Echoing the view, Kim Dong-yub, a professor at the University of North Korean Studies in Seoul, said the media report suggested that the triple set of KN-23, KN-24, KN-25 solid-propellant, short-range ballistic missiles had been deployed.
Kim forecast that North Korea would establish a new corps of missiles comprising the solid-propellant Pukguksong missiles, Hwasong 12, 14 and 15, KN-23, 24 and 25, and others. The missiles have enhanced mobility, precision and maneuverability, as well as the ability to evade defenses.
“There appears to have been a step change in North Korea’s established tri-axis missile program consisting of Scud, Nodong (or Rodong), Musudan-type missiles as well as in the country’s strategies and tactics for missile employment,” he said.

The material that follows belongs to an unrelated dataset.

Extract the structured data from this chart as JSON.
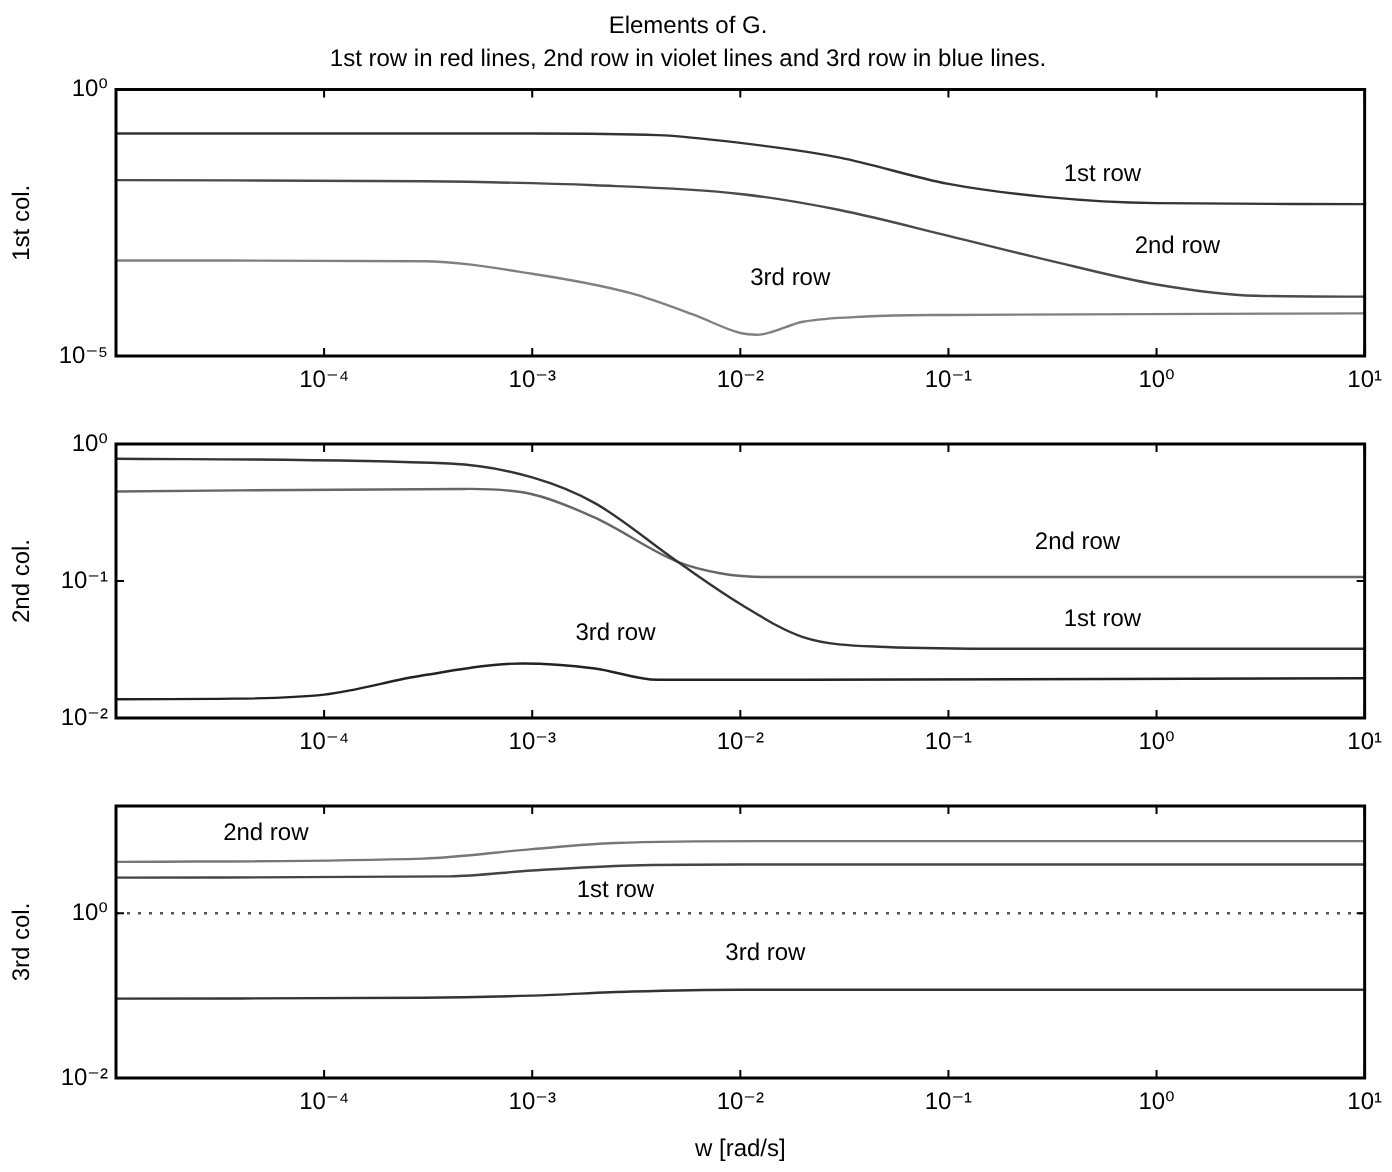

Kim raised doubts about whether the missile defense system pursued by the South Korean military is capable of intercepting newly developed, enhanced missiles.
South Korea’s Ministry of National Defense on Tuesday also said it “assessed North Korea’s every missile launch as a direct and grave military threat” to the country.
“North Korea will continue to develop more advanced and accurate systems as their program continues. Concerns over this test should rather be aimed at the overall advancement of their missile program as a whole,” Schmerler said.KN-24 armed with nuclear warheads?
In Seoul, concerns over Monday’s missile test particularly stem from the possibility of a KN-24 missile with its relatively large payload carrying tactical nuclear warheads. Some analysts see Pyongyang would seek to turn the KN-24 into a dual-capable missile.
But US missile analysts share the view that the KN-24 system is mainly intended for delivering conventional warheads.
“The KN-24 appears to be designed for a range of conventional submunitions, which may be field-swappable,” said Ankit Panda, a senior fellow at the Carnegie Endowment for International Peace.
“North Korea has provided no indication that the KN-24 will be nuclearized, but based on North Korea’s efforts in nuclear weapons design to date, they may be able to manufacture a compact enough warhead for this weapon.”
At the Eighth Party Congress, North Korean leader Kim Jong-un urged the country to produce more miniaturized and lighter nuclear warheads and to develop “tactical nuclear weapons.”
“The KN-24 could potentially carry a small nuclear warhead. Whether or not it carries a nuclear weapon in service depends on the role assigned to it in the North Korean military,” Duitsman said.
Analysts also say North Korea’s recent test-firing of four ballistic missiles in two discrete launches, which came after the Biden administration’s first sanctions designations, were carried out for both domestic and foreign policy purposes.
The North Korean media also conspicuously and unusually reported that the Second Economic Committee, which is subject to UN and US sanctions, conducted the plan for Monday’s missile test along with the Academy of Defense Science and other related institutions. But this is not an unprecedented report.
“I find the mention of the Second Economic Committee interesting,” Panda said. “The SEC is involved with missile production and overseas procurement; mentioning the Second Economic Committee’s involvement in a missile test shortly after the US sanctions action could be seen as a form of defiance, but we have no way of knowing for sure.”